After long debates and voting, CallWeaver is born. The name OpenPBX.org was a good name but there was a conflict with the product from Voicetronix.
So the website, mailing list, svn, bug tracker are all up. And now developers are focusing to bring stable T.38 gateway.
How is the machine setup?
general
The server is running Gentoo under Xen. For the website, code browser and bug tracker we use retrospectiva, which uses Ruby on Rails. Subversion is just as the code repository, postfix+clamav-milter+sqlgrey+mailman for the mailing lists.
web
The first attempt was suing Apache and fastcgi for Ruby on Rails, but the perfomance was terrible and I noticed that Apache was still forking cgi instead of using fcgi, I couldn’t find the cause quick enough so I moved on.
So the second attempt was to use it with lighttpd, but found out later that lighttpd won’t work with subversion so apache is still needed.
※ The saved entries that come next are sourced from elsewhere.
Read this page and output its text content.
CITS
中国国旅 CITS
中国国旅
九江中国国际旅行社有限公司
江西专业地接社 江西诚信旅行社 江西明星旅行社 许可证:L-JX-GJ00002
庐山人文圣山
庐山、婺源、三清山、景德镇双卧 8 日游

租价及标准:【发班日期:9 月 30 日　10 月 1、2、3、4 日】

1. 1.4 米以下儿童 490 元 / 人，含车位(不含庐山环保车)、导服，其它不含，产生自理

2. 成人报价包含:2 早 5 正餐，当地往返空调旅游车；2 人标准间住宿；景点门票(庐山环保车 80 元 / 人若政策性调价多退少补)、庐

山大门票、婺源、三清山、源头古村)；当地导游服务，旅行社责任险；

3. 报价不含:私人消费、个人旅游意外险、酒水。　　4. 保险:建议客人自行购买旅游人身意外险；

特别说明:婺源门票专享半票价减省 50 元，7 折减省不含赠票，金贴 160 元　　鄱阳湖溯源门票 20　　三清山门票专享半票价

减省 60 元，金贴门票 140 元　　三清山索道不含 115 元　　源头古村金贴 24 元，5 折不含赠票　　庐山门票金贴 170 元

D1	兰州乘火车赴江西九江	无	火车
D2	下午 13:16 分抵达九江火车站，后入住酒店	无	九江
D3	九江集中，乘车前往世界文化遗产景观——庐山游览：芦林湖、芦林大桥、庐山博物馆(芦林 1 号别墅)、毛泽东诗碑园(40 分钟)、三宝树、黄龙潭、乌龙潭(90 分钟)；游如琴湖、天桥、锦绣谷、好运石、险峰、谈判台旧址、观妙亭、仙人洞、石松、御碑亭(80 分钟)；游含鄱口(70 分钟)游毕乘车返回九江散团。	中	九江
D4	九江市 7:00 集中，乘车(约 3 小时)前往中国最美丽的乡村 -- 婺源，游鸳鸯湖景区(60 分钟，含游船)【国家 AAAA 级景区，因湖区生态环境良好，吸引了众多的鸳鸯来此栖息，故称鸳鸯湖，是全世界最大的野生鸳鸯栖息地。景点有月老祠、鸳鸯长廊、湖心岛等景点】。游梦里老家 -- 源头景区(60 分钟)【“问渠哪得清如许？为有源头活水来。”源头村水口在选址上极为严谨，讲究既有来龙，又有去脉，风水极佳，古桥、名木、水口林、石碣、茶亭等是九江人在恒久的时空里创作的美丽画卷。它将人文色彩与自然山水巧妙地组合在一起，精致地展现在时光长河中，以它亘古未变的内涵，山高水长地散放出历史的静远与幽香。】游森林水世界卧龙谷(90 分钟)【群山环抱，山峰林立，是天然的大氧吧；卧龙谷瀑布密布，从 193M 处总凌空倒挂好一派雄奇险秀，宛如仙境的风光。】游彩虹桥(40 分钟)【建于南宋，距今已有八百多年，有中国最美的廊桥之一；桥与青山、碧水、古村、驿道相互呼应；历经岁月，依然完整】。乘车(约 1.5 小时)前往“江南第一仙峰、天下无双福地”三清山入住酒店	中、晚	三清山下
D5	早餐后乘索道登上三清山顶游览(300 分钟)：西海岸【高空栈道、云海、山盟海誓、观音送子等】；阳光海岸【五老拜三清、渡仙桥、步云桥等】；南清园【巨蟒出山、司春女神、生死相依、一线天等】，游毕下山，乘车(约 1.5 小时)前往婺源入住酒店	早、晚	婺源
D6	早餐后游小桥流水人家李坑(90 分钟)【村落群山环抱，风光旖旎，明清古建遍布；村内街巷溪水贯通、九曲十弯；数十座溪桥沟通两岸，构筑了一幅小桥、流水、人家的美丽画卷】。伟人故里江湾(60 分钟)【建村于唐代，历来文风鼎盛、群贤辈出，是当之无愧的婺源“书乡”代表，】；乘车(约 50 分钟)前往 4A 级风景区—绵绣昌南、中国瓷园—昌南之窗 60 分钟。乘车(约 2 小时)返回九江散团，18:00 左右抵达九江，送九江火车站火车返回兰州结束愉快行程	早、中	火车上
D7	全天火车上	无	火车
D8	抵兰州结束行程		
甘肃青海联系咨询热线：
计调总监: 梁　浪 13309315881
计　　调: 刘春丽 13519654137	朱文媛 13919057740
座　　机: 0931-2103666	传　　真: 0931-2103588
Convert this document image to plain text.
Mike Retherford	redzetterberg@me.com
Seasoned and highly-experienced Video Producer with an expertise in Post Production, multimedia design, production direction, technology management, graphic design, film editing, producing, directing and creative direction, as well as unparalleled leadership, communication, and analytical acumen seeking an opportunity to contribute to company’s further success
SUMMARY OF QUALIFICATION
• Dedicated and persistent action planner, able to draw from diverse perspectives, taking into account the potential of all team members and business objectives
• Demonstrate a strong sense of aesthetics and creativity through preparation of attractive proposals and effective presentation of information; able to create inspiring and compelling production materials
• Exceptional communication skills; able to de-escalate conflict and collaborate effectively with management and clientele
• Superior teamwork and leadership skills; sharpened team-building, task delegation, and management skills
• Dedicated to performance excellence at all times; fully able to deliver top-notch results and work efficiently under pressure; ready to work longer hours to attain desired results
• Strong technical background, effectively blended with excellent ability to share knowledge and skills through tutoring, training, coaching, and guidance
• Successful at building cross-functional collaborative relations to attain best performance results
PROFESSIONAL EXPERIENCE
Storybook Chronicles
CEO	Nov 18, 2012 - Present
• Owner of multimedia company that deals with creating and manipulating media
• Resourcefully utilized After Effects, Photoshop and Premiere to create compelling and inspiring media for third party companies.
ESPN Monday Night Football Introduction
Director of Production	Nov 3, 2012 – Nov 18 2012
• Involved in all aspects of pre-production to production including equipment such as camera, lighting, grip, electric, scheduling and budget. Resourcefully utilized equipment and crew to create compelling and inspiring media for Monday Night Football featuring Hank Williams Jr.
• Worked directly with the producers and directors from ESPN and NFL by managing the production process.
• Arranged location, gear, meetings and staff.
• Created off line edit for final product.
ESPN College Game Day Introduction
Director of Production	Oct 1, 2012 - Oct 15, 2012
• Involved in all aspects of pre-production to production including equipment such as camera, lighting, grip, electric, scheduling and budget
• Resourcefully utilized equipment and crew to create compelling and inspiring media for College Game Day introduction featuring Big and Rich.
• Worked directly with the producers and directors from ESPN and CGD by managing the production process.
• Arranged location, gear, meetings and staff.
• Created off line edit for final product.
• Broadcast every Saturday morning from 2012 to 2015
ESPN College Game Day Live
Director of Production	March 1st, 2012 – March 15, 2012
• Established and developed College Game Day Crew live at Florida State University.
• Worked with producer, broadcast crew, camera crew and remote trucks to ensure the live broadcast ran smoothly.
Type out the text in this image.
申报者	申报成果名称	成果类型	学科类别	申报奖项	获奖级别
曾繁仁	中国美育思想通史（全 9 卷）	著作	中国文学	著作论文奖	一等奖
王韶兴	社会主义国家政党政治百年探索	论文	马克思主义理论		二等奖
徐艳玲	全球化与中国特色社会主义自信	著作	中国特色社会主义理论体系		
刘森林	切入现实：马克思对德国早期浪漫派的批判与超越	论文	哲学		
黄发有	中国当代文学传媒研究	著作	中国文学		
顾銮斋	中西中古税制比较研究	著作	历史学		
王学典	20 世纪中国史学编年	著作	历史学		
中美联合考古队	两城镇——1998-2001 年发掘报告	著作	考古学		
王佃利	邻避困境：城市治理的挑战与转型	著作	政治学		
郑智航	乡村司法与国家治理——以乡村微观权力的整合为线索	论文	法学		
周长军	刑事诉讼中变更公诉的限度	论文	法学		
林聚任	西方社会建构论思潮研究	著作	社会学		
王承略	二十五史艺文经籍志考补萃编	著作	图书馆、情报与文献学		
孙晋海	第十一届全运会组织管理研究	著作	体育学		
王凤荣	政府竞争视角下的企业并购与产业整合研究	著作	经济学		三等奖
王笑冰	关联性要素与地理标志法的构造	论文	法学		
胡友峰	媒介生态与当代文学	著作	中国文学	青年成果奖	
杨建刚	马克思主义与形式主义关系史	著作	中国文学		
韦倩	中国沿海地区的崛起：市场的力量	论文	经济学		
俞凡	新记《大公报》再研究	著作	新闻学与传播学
No problem you may think, just use llighttpd as a reverse proxy, well I did that and lighttpd was suffering from massive memory leaks with its mod_proxy. After a svn check out lighttpd was using more than 400MB.
The final solution is using mongrel to serve Ruby on Rails pages and use Apache as reverse proxy, Apache also serves subverion directly using mod_dav and mod_svn. Which works fine.
svn
Migrating the svn was done using svm which is a perl tool to mirro the svn. For svn write access I use mod_auth_external and a small perl script to let the users authenticate themselfs with the credentials in the retrospectiva’s DB.